Rudman on Easter
The best reason I heard over Easter for repealing the shop trading restrictions, is it would deprive Newmarket Business Association CEO Cameron Brewer of a media opportunity!
In Wellington, the restrictions have little impact. Cafes are open. Restaurants are open. You can go to the movies. Lots of food on sale at dairies and garages. Bars are open. It is only a few retailers that are affected, and a bunch of them just open anyway and see the $1,000 fine as a cost of doing business.
Anyway Brian Rudman points out the silliness of the current laws:
On Good Friday and Easter Sunday it was perfectly legal for me to drive across town to the Royal Easter Show, gorge myself ill on candyfloss, and gamble away my money on such so-called games of skill as “Pluck a Duck” and “Flip a Frog”.
But woe betide the supermarket which dared open its doors to sell me a toilet – or bread – roll.
Once again we’ve been through the time that transcends all understanding, the annual Easter trading laws fiasco.
The two days a year when a weekend market on Wellington’s harbourside can open, but a farmers’ market in Hamilton is threatened with a fine of up to $1000 for each stall that opens.
A time when Parnell and Queenstown shops could open, but not their competitors in neighbouring Newmarket and Wanaka.
The law is a mess as it does not in fact help staff have an Easter break with their families, because Easter Saturday and Easter Monday are normal trading days.
And bizarrely if you do work Easter Sunday, it is not a public holiday, so you get paid nothing extra.

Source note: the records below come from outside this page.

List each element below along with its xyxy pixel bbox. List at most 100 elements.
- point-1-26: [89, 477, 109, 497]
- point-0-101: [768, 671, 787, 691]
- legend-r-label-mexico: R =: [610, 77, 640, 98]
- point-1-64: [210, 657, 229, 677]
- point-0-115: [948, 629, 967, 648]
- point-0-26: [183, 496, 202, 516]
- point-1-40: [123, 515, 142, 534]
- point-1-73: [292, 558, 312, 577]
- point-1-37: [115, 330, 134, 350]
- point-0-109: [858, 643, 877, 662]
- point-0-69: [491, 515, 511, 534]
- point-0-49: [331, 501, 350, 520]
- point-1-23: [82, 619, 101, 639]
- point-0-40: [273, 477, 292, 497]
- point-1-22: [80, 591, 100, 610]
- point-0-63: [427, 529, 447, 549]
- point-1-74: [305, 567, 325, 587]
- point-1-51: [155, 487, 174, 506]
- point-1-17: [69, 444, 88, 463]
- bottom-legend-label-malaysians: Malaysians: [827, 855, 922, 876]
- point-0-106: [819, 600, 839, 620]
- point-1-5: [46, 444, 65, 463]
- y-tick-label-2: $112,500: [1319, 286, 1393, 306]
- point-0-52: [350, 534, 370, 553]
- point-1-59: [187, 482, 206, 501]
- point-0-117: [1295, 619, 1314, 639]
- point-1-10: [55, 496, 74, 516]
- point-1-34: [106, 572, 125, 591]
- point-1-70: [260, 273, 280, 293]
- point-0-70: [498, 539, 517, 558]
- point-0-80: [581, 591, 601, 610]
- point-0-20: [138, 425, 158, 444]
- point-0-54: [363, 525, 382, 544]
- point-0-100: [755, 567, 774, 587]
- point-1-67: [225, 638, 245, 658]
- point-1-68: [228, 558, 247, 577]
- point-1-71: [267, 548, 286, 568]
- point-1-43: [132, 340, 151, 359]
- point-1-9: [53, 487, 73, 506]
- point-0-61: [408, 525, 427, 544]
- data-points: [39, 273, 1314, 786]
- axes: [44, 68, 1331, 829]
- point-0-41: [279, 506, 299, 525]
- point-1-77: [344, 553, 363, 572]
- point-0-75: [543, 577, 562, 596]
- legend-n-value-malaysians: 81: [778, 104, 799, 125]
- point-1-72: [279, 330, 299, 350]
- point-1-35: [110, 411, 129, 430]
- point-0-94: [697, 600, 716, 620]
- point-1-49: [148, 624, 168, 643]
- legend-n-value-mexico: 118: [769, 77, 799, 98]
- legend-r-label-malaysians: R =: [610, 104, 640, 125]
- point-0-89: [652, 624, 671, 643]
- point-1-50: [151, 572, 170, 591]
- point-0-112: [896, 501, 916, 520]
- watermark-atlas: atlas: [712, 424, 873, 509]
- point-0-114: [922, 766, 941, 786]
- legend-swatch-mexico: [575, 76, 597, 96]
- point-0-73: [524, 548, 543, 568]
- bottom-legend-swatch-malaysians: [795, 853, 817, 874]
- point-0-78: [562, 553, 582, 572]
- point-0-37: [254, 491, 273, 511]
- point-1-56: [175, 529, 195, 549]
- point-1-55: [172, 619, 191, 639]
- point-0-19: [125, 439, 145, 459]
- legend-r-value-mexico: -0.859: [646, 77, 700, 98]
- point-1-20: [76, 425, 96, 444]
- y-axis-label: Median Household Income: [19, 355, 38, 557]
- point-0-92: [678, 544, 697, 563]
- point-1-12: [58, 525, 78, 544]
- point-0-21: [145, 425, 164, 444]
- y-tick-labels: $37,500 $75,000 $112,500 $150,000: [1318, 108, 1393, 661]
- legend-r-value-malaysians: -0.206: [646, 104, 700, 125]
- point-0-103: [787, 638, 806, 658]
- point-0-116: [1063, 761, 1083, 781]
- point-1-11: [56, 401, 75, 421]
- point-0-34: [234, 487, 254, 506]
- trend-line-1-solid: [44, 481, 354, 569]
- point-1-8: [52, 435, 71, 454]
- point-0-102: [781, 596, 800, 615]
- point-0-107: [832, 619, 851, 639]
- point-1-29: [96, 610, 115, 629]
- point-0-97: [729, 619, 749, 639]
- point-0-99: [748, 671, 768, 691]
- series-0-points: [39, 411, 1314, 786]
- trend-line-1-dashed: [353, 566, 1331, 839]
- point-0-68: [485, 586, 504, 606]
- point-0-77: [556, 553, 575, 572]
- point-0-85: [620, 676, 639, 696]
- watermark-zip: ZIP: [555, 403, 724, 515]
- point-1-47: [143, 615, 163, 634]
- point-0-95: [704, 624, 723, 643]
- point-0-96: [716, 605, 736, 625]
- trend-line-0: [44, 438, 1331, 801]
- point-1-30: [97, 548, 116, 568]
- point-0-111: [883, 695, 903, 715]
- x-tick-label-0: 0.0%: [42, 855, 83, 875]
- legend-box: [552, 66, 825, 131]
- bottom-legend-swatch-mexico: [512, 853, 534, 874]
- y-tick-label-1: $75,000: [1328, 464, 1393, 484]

The status quo is in fact quite anti-worker. The unions resist any changes mainly because in some regards they are very conservative beats, that resist most changes.
Here’s what I would propose to get same sane laws over Easter:
- Declare all four days to be public holidays – Good Friday, Easter Saturday, Ester Day and Easter Monday.
- Law states no employee (except essential services) can be forced to work any of the four Easter days.
- No restrictions on any store opening
- If a store does not open, Any staff normally rostered on for those days of the week, get paid a normal days wages – as for all other public holidays
- If a store does open, staff who choose to work get penal rates (generally time and a half) and a day in lieu
This proposal is extremely generous to employees. It gives them two extra days of public holidays, gives them the right to choose to work on all four days (as the moment they have no choice if a store opens), and gives then public holiday pay rates on all four Easter days.
An employee who chooses to work on the four Easter days, would get effectively paid for 10 days – two weeks of income for four days work.